Представлять вам Цецилию, думаю, уже не надо. Но все-таки я опишу, как она выглядит, — это, пожалуй, важно. Цецилия — мамина подруга, наверняка старая дева, хотя часто и подробно рассказывает о своем муже, который давным-давно, еще до рождения пани Зофьи, умер. Она высокая, худая, коротко стриженная. Вся ее бешеная деспотичность сосредоточена в глазах, пронзительных, быстро бегающих и поминутно озаряющихся странными вспышками. Лицо небольшое, румяное, как на старинных портретах. Цецилия утверждает, что похожа на знаменитого художника Ван Гога. Мне, правда, кажется, что она больше смахивает на Иуду с картины, которая называется «Тайная вечеря». Хотя, пожалуй, я не прав. С Иудой у Цецилии мало общего, в ней сидит дикое чудовище. Мои родители это знают и пытаются как-то сгладить ужасающее впечатление. Поэтому мама часто говорит: «Наше очаровательное чудовище».
С неприятным осадком в душе я вернулся к окну. Во дворе мальчишки катались на велосипедах по мокрому асфальту. Какой-то шофер, высунувшись из машины, за что-то их отчитывал. Редкие озябшие прохожие торопливо шагали по тротуару, кутаясь в легкие плащи. Верно, жалеют, что поверили вчерашнему прогнозу погоды, обещавшему неслыханную жару. Совсем раскиснув, я подумал, что и по телевизору сегодня сплошная скучища, как вдруг у входной двери затренькал звонок.

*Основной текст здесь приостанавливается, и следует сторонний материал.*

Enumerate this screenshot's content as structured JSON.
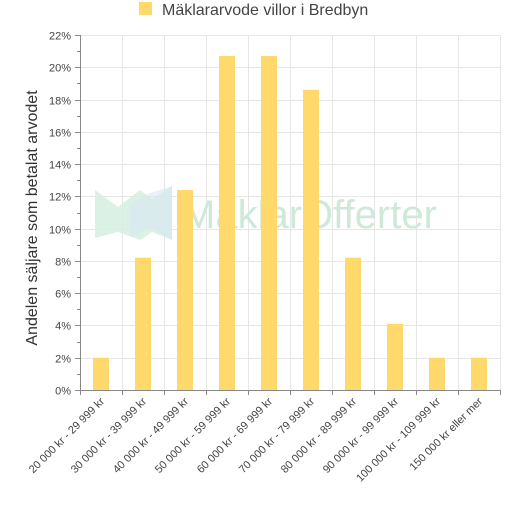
{
  "chart_data": {
    "type": "bar",
    "title": "",
    "xlabel": "",
    "ylabel": "Andelen säljare som betalat arvodet",
    "ylim": [
      0,
      22
    ],
    "y_tick_step": 2,
    "y_unit_suffix": "%",
    "grid": true,
    "legend_position": "top",
    "series": [
      {
        "name": "Mäklararvode villor i Bredbyn",
        "color": "#ffd96b",
        "values": [
          2,
          8.2,
          12.4,
          20.7,
          20.7,
          18.6,
          8.2,
          4.1,
          2,
          2
        ]
      }
    ],
    "categories": [
      "20 000 kr - 29 999 kr",
      "30 000 kr - 39 999 kr",
      "40 000 kr - 49 999 kr",
      "50 000 kr - 59 999 kr",
      "60 000 kr - 69 999 kr",
      "70 000 kr - 79 999 kr",
      "80 000 kr - 89 999 kr",
      "90 000 kr - 99 999 kr",
      "100 000 kr - 109 999 kr",
      "150 000 kr eller mer"
    ]
  },
  "watermark": {
    "text": "MäklarOfferter",
    "colors": [
      "#d6efe0",
      "#d9e7f2"
    ]
  }
}
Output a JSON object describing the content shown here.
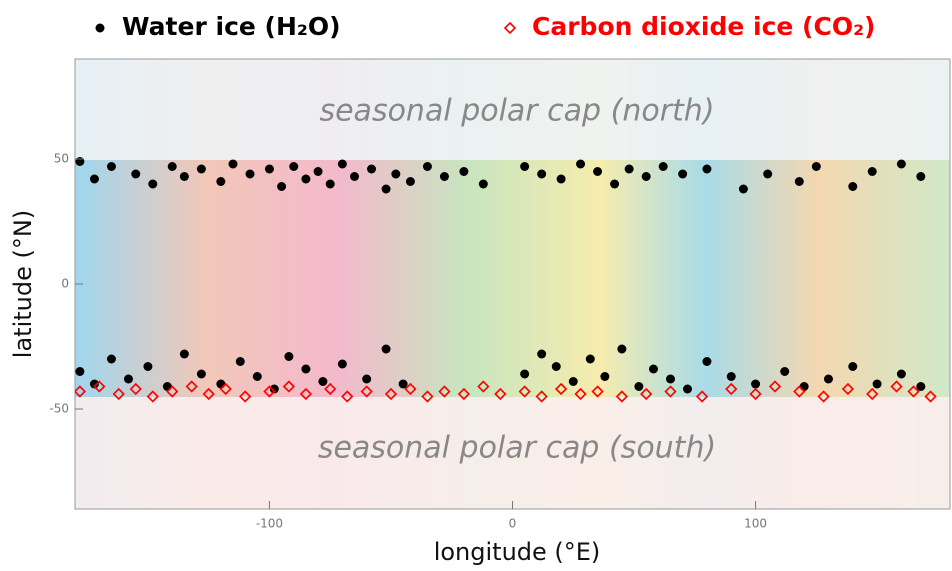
{
  "chart_data": {
    "type": "scatter",
    "xlabel": "longitude (°E)",
    "ylabel": "latitude (°N)",
    "annotations": [
      "seasonal polar cap (north)",
      "seasonal polar cap (south)"
    ],
    "xlim": [
      -180,
      180
    ],
    "ylim": [
      -90,
      90
    ],
    "xticks": [
      -100,
      0,
      100
    ],
    "yticks": [
      -50,
      0,
      50
    ],
    "series": [
      {
        "name": "Water ice (H₂O)",
        "color": "#000000",
        "marker": "circle",
        "x": [
          -178,
          -172,
          -165,
          -155,
          -148,
          -140,
          -135,
          -128,
          -120,
          -115,
          -108,
          -100,
          -95,
          -90,
          -85,
          -80,
          -75,
          -70,
          -65,
          -58,
          -52,
          -48,
          -42,
          -35,
          -28,
          -20,
          -12,
          5,
          12,
          20,
          28,
          35,
          42,
          48,
          55,
          62,
          70,
          80,
          95,
          105,
          118,
          125,
          140,
          148,
          160,
          168,
          -178,
          -172,
          -165,
          -158,
          -150,
          -142,
          -135,
          -128,
          -120,
          -112,
          -105,
          -98,
          -92,
          -85,
          -78,
          -70,
          -60,
          -52,
          -45,
          5,
          12,
          18,
          25,
          32,
          38,
          45,
          52,
          58,
          65,
          72,
          80,
          90,
          100,
          112,
          120,
          130,
          140,
          150,
          160,
          168
        ],
        "values": [
          49,
          42,
          47,
          44,
          40,
          47,
          43,
          46,
          41,
          48,
          44,
          46,
          39,
          47,
          42,
          45,
          40,
          48,
          43,
          46,
          38,
          44,
          41,
          47,
          43,
          45,
          40,
          47,
          44,
          42,
          48,
          45,
          40,
          46,
          43,
          47,
          44,
          46,
          38,
          44,
          41,
          47,
          39,
          45,
          48,
          43,
          -35,
          -40,
          -30,
          -38,
          -33,
          -41,
          -28,
          -36,
          -40,
          -31,
          -37,
          -42,
          -29,
          -34,
          -39,
          -32,
          -38,
          -26,
          -40,
          -36,
          -28,
          -33,
          -39,
          -30,
          -37,
          -26,
          -41,
          -34,
          -38,
          -42,
          -31,
          -37,
          -40,
          -35,
          -41,
          -38,
          -33,
          -40,
          -36,
          -41
        ]
      },
      {
        "name": "Carbon dioxide ice (CO₂)",
        "color": "#ff0000",
        "marker": "diamond",
        "x": [
          -178,
          -170,
          -162,
          -155,
          -148,
          -140,
          -132,
          -125,
          -118,
          -110,
          -100,
          -92,
          -85,
          -75,
          -68,
          -60,
          -50,
          -42,
          -35,
          -28,
          -20,
          -12,
          -5,
          5,
          12,
          20,
          28,
          35,
          45,
          55,
          65,
          78,
          90,
          100,
          108,
          118,
          128,
          138,
          148,
          158,
          165,
          172
        ],
        "values": [
          -43,
          -41,
          -44,
          -42,
          -45,
          -43,
          -41,
          -44,
          -42,
          -45,
          -43,
          -41,
          -44,
          -42,
          -45,
          -43,
          -44,
          -42,
          -45,
          -43,
          -44,
          -41,
          -44,
          -43,
          -45,
          -42,
          -44,
          -43,
          -45,
          -44,
          -43,
          -45,
          -42,
          -44,
          -41,
          -43,
          -45,
          -42,
          -44,
          -41,
          -43,
          -45
        ]
      }
    ]
  }
}
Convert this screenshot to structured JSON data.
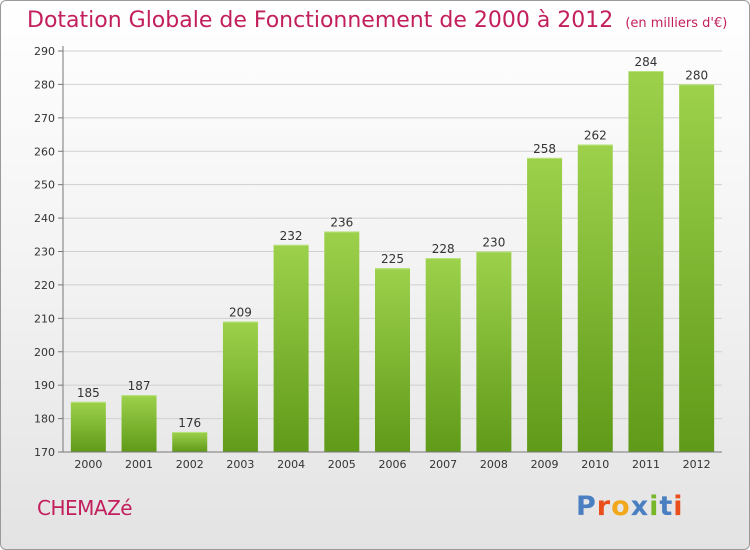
{
  "header": {
    "title": "Dotation Globale de Fonctionnement de 2000 à 2012",
    "unit": "(en milliers d'€)"
  },
  "footer": {
    "commune": "CHEMAZé",
    "logo_text": "Proxiti"
  },
  "colors": {
    "accent": "#c21f5c",
    "bar_light": "#9dd14c",
    "bar_dark": "#5f9a18",
    "logo_letters": [
      "#4a7fc1",
      "#e94e1b",
      "#f2a81d",
      "#4a7fc1",
      "#79b72a",
      "#4a7fc1",
      "#e94e1b"
    ]
  },
  "chart_data": {
    "type": "bar",
    "title": "Dotation Globale de Fonctionnement de 2000 à 2012",
    "subtitle": "(en milliers d'€)",
    "categories": [
      "2000",
      "2001",
      "2002",
      "2003",
      "2004",
      "2005",
      "2006",
      "2007",
      "2008",
      "2009",
      "2010",
      "2011",
      "2012"
    ],
    "values": [
      185,
      187,
      176,
      209,
      232,
      236,
      225,
      228,
      230,
      258,
      262,
      284,
      280
    ],
    "ylim": [
      170,
      290
    ],
    "yticks": [
      170,
      180,
      190,
      200,
      210,
      220,
      230,
      240,
      250,
      260,
      270,
      280,
      290
    ],
    "grid": true,
    "legend": "none"
  }
}
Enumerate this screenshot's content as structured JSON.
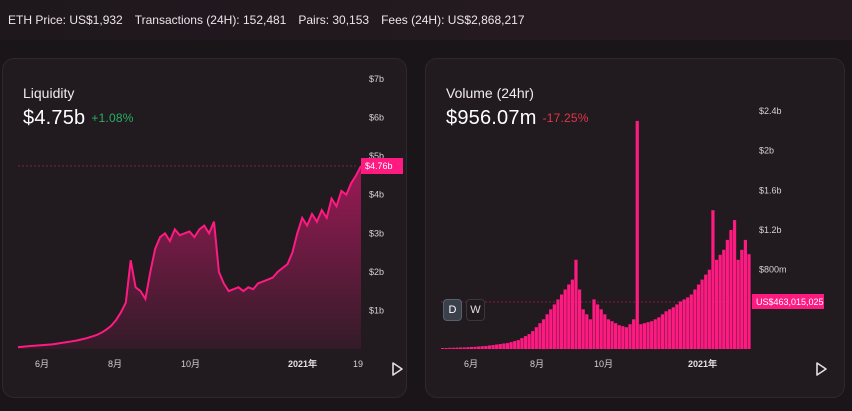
{
  "topbar": {
    "eth_price": "ETH Price: US$1,932",
    "transactions": "Transactions (24H): 152,481",
    "pairs": "Pairs: 30,153",
    "fees": "Fees (24H): US$2,868,217"
  },
  "liquidity": {
    "title": "Liquidity",
    "value": "$4.75b",
    "change": "+1.08%",
    "price_tag": "$4.76b",
    "y_ticks": [
      "$7b",
      "$6b",
      "$5b",
      "$4b",
      "$3b",
      "$2b",
      "$1b"
    ],
    "x_ticks": [
      "6月",
      "8月",
      "10月",
      "2021年",
      "19"
    ],
    "colors": {
      "line": "#ff1a82",
      "tag": "#ff1a82",
      "positive": "#27ae60"
    }
  },
  "volume": {
    "title": "Volume (24hr)",
    "value": "$956.07m",
    "change": "-17.25%",
    "price_tag": "US$463,015,025",
    "y_ticks": [
      "$2.4b",
      "$2b",
      "$1.6b",
      "$1.2b",
      "$800m"
    ],
    "x_ticks": [
      "6月",
      "8月",
      "10月",
      "2021年"
    ],
    "buttons": {
      "day": "D",
      "week": "W"
    },
    "colors": {
      "bar": "#ff1a82",
      "negative": "#e0364a"
    }
  },
  "icons": {
    "play": "play-icon"
  },
  "chart_data": [
    {
      "type": "area",
      "title": "Liquidity",
      "x_labels": [
        "6月",
        "8月",
        "10月",
        "2021年",
        "19"
      ],
      "ylim": [
        0,
        7000000000
      ],
      "y_unit": "USD",
      "series": [
        {
          "values_b": [
            0.05,
            0.06,
            0.07,
            0.08,
            0.09,
            0.1,
            0.11,
            0.12,
            0.14,
            0.16,
            0.18,
            0.2,
            0.22,
            0.25,
            0.28,
            0.32,
            0.36,
            0.42,
            0.5,
            0.6,
            0.75,
            0.95,
            1.2,
            2.3,
            1.6,
            1.5,
            1.3,
            2.0,
            2.6,
            2.9,
            3.0,
            2.8,
            3.1,
            2.95,
            3.0,
            3.05,
            2.9,
            3.1,
            3.2,
            3.0,
            3.3,
            2.0,
            1.7,
            1.5,
            1.55,
            1.6,
            1.5,
            1.6,
            1.55,
            1.7,
            1.75,
            1.8,
            1.85,
            2.0,
            2.1,
            2.2,
            2.5,
            3.0,
            3.4,
            3.2,
            3.5,
            3.3,
            3.6,
            3.4,
            3.9,
            3.7,
            4.1,
            4.0,
            4.3,
            4.5,
            4.75
          ]
        }
      ]
    },
    {
      "type": "bar",
      "title": "Volume (24hr)",
      "x_labels": [
        "6月",
        "8月",
        "10月",
        "2021年"
      ],
      "ylim": [
        0,
        2400000000
      ],
      "y_unit": "USD",
      "series": [
        {
          "values_m": [
            10,
            10,
            12,
            12,
            14,
            15,
            16,
            18,
            20,
            22,
            25,
            28,
            30,
            35,
            40,
            45,
            50,
            55,
            60,
            70,
            80,
            90,
            110,
            130,
            150,
            180,
            220,
            260,
            300,
            350,
            400,
            450,
            500,
            550,
            600,
            650,
            700,
            900,
            600,
            400,
            350,
            300,
            500,
            450,
            400,
            350,
            300,
            280,
            260,
            240,
            230,
            220,
            250,
            300,
            2300,
            250,
            260,
            270,
            280,
            300,
            320,
            350,
            380,
            400,
            420,
            450,
            480,
            500,
            520,
            550,
            600,
            650,
            700,
            750,
            800,
            1400,
            900,
            950,
            1000,
            1100,
            1200,
            1300,
            900,
            1000,
            1100,
            956
          ]
        }
      ]
    }
  ]
}
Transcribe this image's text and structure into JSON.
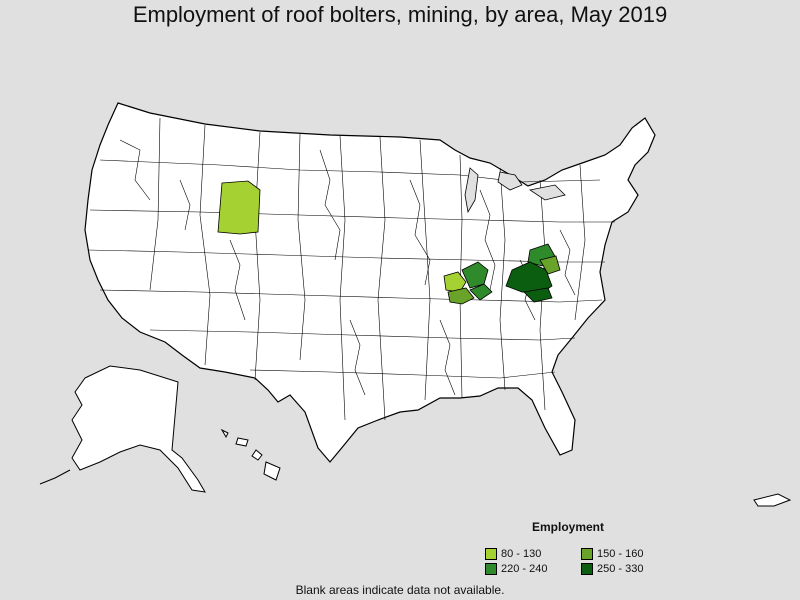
{
  "title": "Employment of roof bolters, mining, by area, May 2019",
  "legend": {
    "title": "Employment",
    "items": [
      {
        "label": "80 - 130",
        "color": "#a6d132"
      },
      {
        "label": "150 - 160",
        "color": "#6aa329"
      },
      {
        "label": "220 - 240",
        "color": "#2f8a2c"
      },
      {
        "label": "250 - 330",
        "color": "#0b5e10"
      }
    ]
  },
  "note": "Blank areas indicate data not available.",
  "colors": {
    "background": "#e0e0e0",
    "no_data": "#ffffff",
    "border": "#000000"
  }
}
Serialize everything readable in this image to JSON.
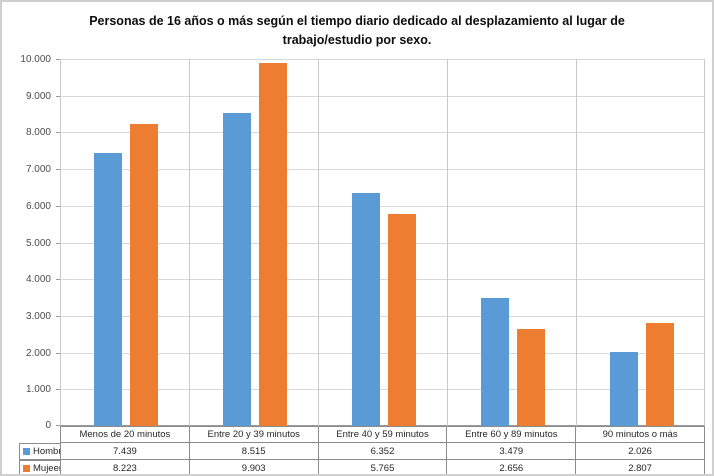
{
  "chart_data": {
    "type": "bar",
    "title": "Personas de 16 años o más según el tiempo diario dedicado al desplazamiento al lugar de trabajo/estudio por sexo.",
    "xlabel": "",
    "ylabel": "",
    "categories": [
      "Menos de 20 minutos",
      "Entre 20 y 39 minutos",
      "Entre 40 y 59 minutos",
      "Entre 60 y 89 minutos",
      "90 minutos o más"
    ],
    "series": [
      {
        "name": "Hombre",
        "color": "#5B9BD5",
        "values": [
          7439,
          8515,
          6352,
          3479,
          2026
        ],
        "display_values": [
          "7.439",
          "8.515",
          "6.352",
          "3.479",
          "2.026"
        ]
      },
      {
        "name": "Mujeer",
        "color": "#ED7D31",
        "values": [
          8223,
          9903,
          5765,
          2656,
          2807
        ],
        "display_values": [
          "8.223",
          "9.903",
          "5.765",
          "2.656",
          "2.807"
        ]
      }
    ],
    "ylim": [
      0,
      10000
    ],
    "ytick_step": 1000,
    "ytick_labels": [
      "0",
      "1.000",
      "2.000",
      "3.000",
      "4.000",
      "5.000",
      "6.000",
      "7.000",
      "8.000",
      "9.000",
      "10.000"
    ],
    "grid": true,
    "legend_position": "data-table-left"
  },
  "colors": {
    "gridline": "#d9d9d9",
    "separator": "#c9c9c9",
    "axis": "#9a9a9a",
    "table_border": "#8c8c8c",
    "background": "#ffffff",
    "chart_border": "#cfcfcf"
  }
}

Я не спеша вышел в коридор, открыл дверь. Передо мной стоял дог, огромный, пожалуй выше меня. Стоял как истукан, даже не помахал хвостом. И смотрел на меня большими, отливающими синевой глазами без белков. Грудь у него была широченная, как буфет. Расставив могучие лапы, он испытующе меня разглядывал. Слегка разочарованный, я хотел уже захлопнуть дверь, как вдруг пес ни с того ни с сего заговорил грубым, чуть хрипловатым голосом:
— Родители дома?
— Нет. Нету, — удивившись, ответил я.
— Клево.
И вошел в прихожую, бесцеремонно оттолкнув меня твердым боком, на котором можно было пересчитать все ребра.
— В чем дело? — пробормотал я.
— Все нормально, старик, — сказал дог и направился в комнату.
Там он по собачьей привычке обнюхал мебель, даже приподнял заднюю ногу возле столика с телевизором, но вовремя спохватился.
— Хорошо живете, — заключил он. — Только чего-то холодно.
— Топить перестали, — машинально объяснил я.